Normally, the exact location of luciferase can not be determined when it is deep in the brain or other tissues. The new sensor offers a way to increase the usefulness of luciferase and to locate more precisely the cells that emit light, say the researchers. Luciferase is usually introduced into cells with another gene of interest, allowing researchers to determine if the genes have been successfully incorporated by measuring the light produced.

Smaller sensors

One of the main advantages of this sensor is that it does not require any power supply because the radio signals emitted by the external MRI scanner are enough to power the sensor.

Hai, who will join the faculty at the University of Wisconsin in Madison in January, plans to further miniaturize the sensors so that more can be injected, allowing imaging of light or electrical fields on a large scale. larger area of ​​the brain. In this article, the researchers carried out a modeling showing that a sensor of 250 microns (a few tenths of a millimeter) should be able to detect an electrical activity of the order of 100 millivolts, similar to the amount of current in a potential for neural action.
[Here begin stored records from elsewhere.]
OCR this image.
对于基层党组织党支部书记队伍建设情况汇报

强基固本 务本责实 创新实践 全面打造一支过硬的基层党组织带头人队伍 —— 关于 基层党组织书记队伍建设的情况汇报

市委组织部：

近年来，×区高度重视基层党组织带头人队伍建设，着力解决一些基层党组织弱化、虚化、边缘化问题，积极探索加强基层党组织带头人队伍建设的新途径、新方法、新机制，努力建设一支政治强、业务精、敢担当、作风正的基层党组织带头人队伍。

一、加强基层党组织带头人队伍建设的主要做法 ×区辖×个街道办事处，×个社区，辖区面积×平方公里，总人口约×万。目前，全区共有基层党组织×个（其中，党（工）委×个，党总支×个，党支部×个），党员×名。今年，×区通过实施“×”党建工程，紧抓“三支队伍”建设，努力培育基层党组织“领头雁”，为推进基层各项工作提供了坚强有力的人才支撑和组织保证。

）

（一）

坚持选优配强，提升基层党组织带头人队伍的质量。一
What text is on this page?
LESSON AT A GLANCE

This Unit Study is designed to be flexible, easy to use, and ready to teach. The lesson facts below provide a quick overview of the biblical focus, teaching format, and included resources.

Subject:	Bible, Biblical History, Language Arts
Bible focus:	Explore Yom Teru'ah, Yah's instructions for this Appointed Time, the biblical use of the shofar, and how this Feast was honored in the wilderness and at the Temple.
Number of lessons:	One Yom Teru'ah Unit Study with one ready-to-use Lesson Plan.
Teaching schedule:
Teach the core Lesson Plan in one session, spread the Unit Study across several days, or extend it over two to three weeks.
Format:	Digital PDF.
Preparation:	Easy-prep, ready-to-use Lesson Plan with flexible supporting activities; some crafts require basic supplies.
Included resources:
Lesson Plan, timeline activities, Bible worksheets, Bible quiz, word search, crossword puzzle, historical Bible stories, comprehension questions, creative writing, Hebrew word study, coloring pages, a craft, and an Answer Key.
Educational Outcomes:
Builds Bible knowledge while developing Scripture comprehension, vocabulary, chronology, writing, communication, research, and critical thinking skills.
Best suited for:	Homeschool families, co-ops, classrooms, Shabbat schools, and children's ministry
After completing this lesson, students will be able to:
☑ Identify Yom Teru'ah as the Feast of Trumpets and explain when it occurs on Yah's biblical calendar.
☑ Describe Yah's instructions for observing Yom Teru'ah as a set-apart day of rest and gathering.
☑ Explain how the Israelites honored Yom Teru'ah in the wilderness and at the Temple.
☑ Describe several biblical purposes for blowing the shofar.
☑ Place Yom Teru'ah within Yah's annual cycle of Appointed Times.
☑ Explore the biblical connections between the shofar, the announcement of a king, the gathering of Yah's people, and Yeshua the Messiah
Jasanoff's laboratory wants to use this type of sensor to detect neural signals in the brain. It is also envisaged to use it also to monitor electromagnetic phenomena elsewhere in the body, including muscle contractions or cardiac activity.

"If the sensors measured hundreds of microns, as the modeling suggests in the future for this technology, imagine that you take a syringe and distribute a whole lot, then leave them there," says Jasanoff. . "This would provide many local readings through sensors distributed throughout the tissues."

The research was funded by the National Institutes of Health.